Madagascar Oil SA is an oil company operating in Madagascar. It is the principal onshore oil company in Madagascar in terms of oil resources and land.

Madagascar Oil's operational office is in Antananarivo, Madagascar and its administrative offices are in Singapore. Its Chairman is Indonesian national Al Njoo. Prior to this, the company was based in Houston, Texas and earlier in London, England. The company's flagship oil field is Tsimiroro in the Morondava Basin of western Madagascar. Madagascar Oil wholly owns its subsidiary, Madagascar Oil S.A.

==History==
Madagascar Oil was founded in 2004 by Canadian engineer Sam Malin and Australian businessman Alan Bond. Its parent company was originally Madagascar Oil Limited (Mauritius).

In March 2006, simultaneous with a US$60m fund raising to North American managed hedge funds, the parent company was reorganised as Madagascar Oil Limited in Bermuda.
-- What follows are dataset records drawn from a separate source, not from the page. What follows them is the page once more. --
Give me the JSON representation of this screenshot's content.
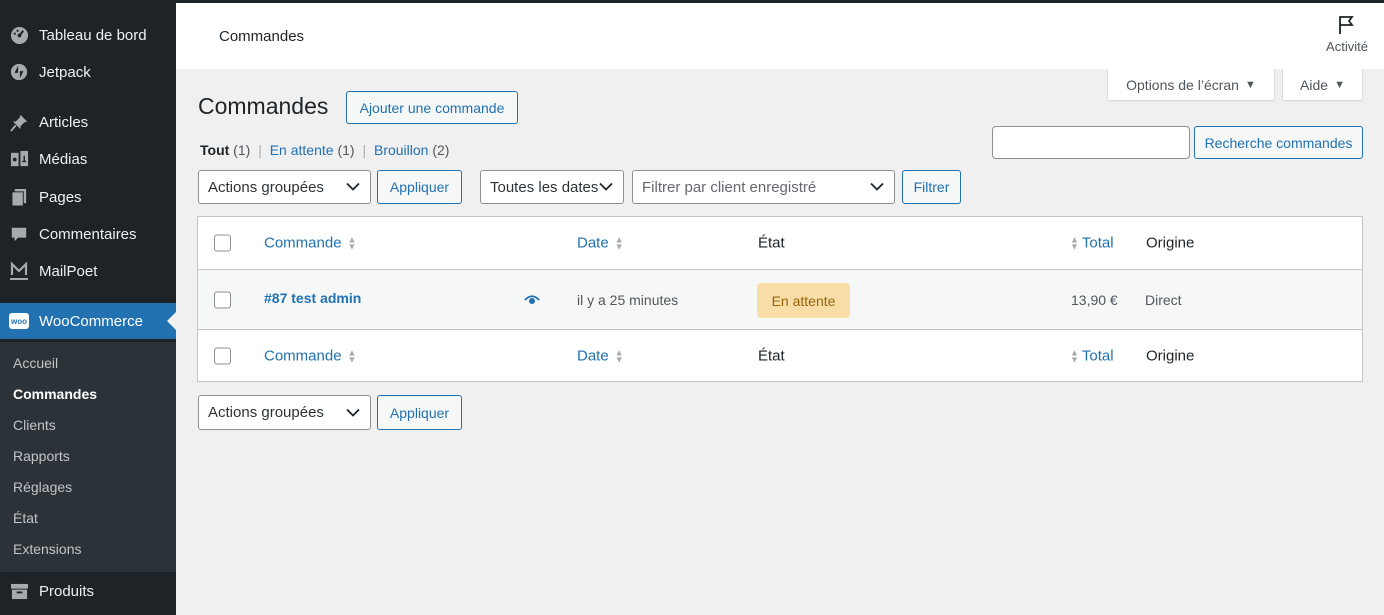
{
  "sidebar": {
    "items": [
      {
        "label": "Tableau de bord",
        "icon": "dashboard-icon"
      },
      {
        "label": "Jetpack",
        "icon": "jetpack-icon"
      },
      {
        "label": "Articles",
        "icon": "pin-icon"
      },
      {
        "label": "Médias",
        "icon": "media-icon"
      },
      {
        "label": "Pages",
        "icon": "pages-icon"
      },
      {
        "label": "Commentaires",
        "icon": "comments-icon"
      },
      {
        "label": "MailPoet",
        "icon": "mailpoet-icon"
      },
      {
        "label": "WooCommerce",
        "icon": "woocommerce-icon",
        "icon_text": "woo"
      },
      {
        "label": "Produits",
        "icon": "products-icon"
      }
    ],
    "submenu": [
      "Accueil",
      "Commandes",
      "Clients",
      "Rapports",
      "Réglages",
      "État",
      "Extensions"
    ]
  },
  "topbar": {
    "title": "Commandes",
    "activity_label": "Activité"
  },
  "screen_options": {
    "options_label": "Options de l’écran",
    "help_label": "Aide",
    "arrow": "▼"
  },
  "header": {
    "title": "Commandes",
    "add_button": "Ajouter une commande"
  },
  "filters_links": {
    "all_label": "Tout",
    "all_count": "(1)",
    "pending_label": "En attente",
    "pending_count": "(1)",
    "draft_label": "Brouillon",
    "draft_count": "(2)",
    "separator": "|"
  },
  "search": {
    "value": "",
    "button": "Recherche commandes"
  },
  "toolbar": {
    "bulk_actions": "Actions groupées",
    "apply": "Appliquer",
    "dates": "Toutes les dates",
    "customer_placeholder": "Filtrer par client enregistré",
    "filter": "Filtrer"
  },
  "table": {
    "columns": {
      "order": "Commande",
      "date": "Date",
      "status": "État",
      "total": "Total",
      "origin": "Origine"
    },
    "rows": [
      {
        "order": "#87 test admin",
        "date": "il y a 25 minutes",
        "status": "En attente",
        "total": "13,90 €",
        "origin": "Direct"
      }
    ]
  },
  "colors": {
    "accent": "#2271b1",
    "sidebar_bg": "#1d2327",
    "status_pending_bg": "#f8dda7",
    "status_pending_text": "#94660c"
  }
}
In 2006, Madagascar Oil launched its first licensing round involving 44 offshore blocks in the Morondava Basin.

In 2008, a joint venture agreement was executed with Total S.A. granting it operatorship and a 60% interest in the Bemolanga tar sands. In 2010, it raised £50 million in its IPO to finance a pilot project in the Tsimiroro Field.

Madagascar Oil was listed on the Alternative Investment Market (AIM) of the London Stock Exchange from 2010 until 2016. In December 2010, the trade of company's share was suspended after the Malagasy government announcement that most of the company's oil licenses would be annulled. The dispute was solved and the trade at the AIM restarted in June 2011. The company delisted in 2016, as a condition of its lenders recapitalising the company.
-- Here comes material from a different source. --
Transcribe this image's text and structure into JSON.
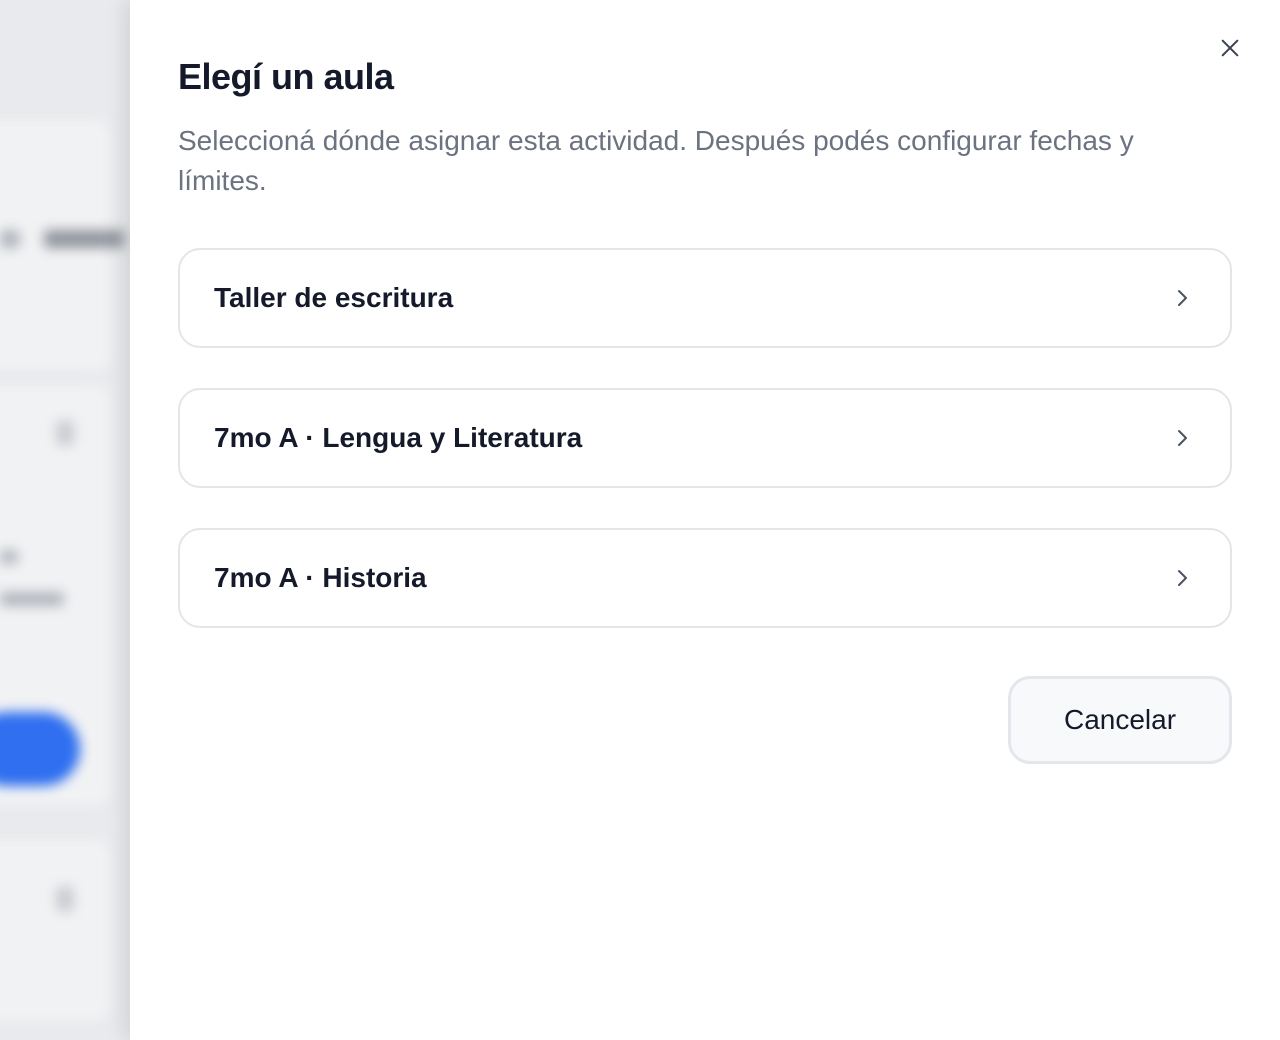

On 15 April 2015, the Madagascar government granted to the company a 25-year license on the oil production at the Tsimiroro block 3104. In February 2019, the new Madagascar president Andry Rajoelina cancelled an ongoing licensing round involving 44 blocks in the Morondava basin until further notice.

==Description==
Madagascar Oil focuses on the development, exploration and production of petroleum. In 2008, Madagascar Oil held the largest licensed onshore acreage in Madagascar. Madagascar Oil holds the large heavy oil fields of Tsimiroro and Bemolanga, which are the island's major onshore oil fields.
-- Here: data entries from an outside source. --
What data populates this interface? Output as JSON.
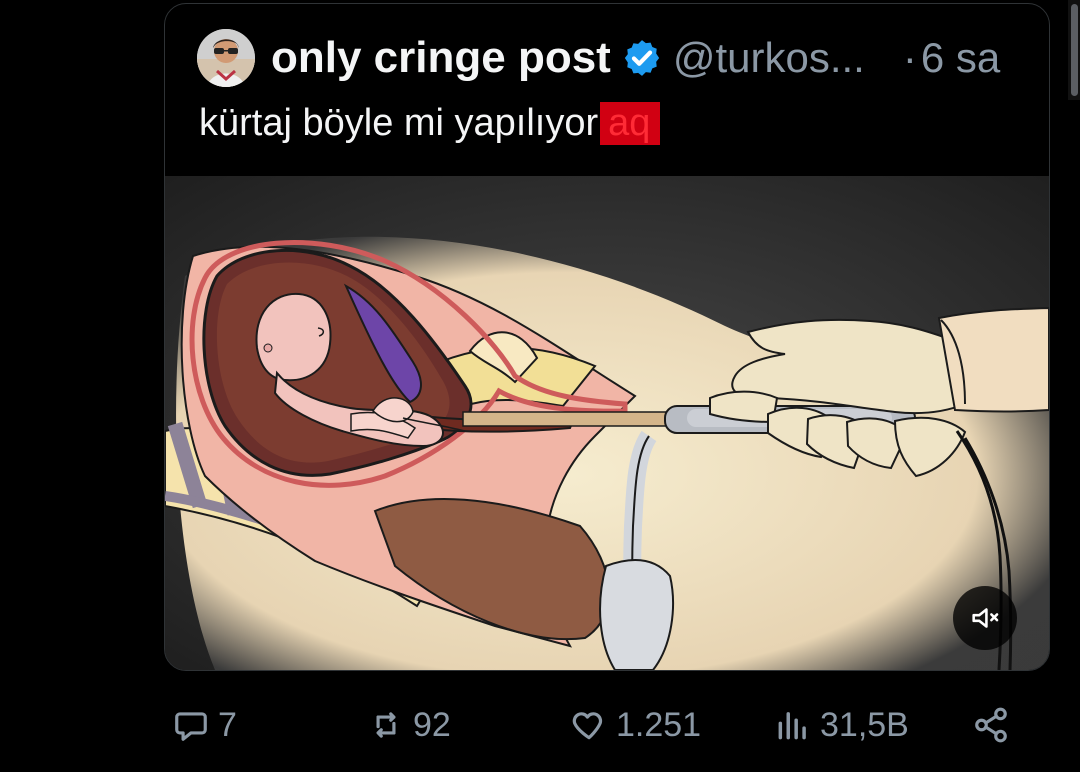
{
  "quote_tweet": {
    "display_name": "only cringe post",
    "handle": "@turkos...",
    "separator": "·",
    "time": "6 sa",
    "text_main": "kürtaj böyle mi yapılıyor",
    "text_highlight": "aq",
    "icons": {
      "avatar": "profile-avatar",
      "verified": "verified-badge-icon",
      "mute": "volume-mute-icon"
    }
  },
  "actions": {
    "replies": "7",
    "reposts": "92",
    "likes": "1.251",
    "views": "31,5B",
    "icons": [
      "reply-icon",
      "repost-icon",
      "like-icon",
      "views-icon",
      "share-icon"
    ]
  },
  "colors": {
    "background": "#000000",
    "text_primary": "#f4f5f6",
    "text_secondary": "#8b98a5",
    "verified": "#1d9bf0",
    "highlight_bg": "#d10012",
    "highlight_text": "#ff2b36"
  }
}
The company operates the 100%-owned Tsimiroro heavy oil field, while Total S.A., its farm-in partner, operates the 40%-owned Bemolanga bitumen field. Tsimiroro has 2P reserves of 614 million barrels and 3C resources of 1.6 billion barrels, in tar sands at depths between 100m and 200m. In addition to the Tsimiroro and Bemolanga, the company holds three exploration blocks: Manambolo, Morondava and Manandaza. On Madagascar Oil's blocks, previous exploration examples include the Manambolo West #1 well, drilled in 1987 that flowed gas at 15.6 e6cuft per day on a drill stem test and abandoned as non-commercial partially due to a lack of infrastructure; and the Manandaza well drilled in 1991 that flowed 41° API light crude oil.

Madagascar Oil's projects are governed by production sharing agreements signed with OMNIS, the relevant Malagasy government agency, in 2004. These agreements provide the Government of Madagascar with a significant stake in future production.

The company's controlling shareholder is the Singapore-based Benchmark Group. Other shareholders are Outrider Management LLC, SEP African Ventures Limited (formerly Persistency Capital LLC), and the John Paul DeJoria Family Trust.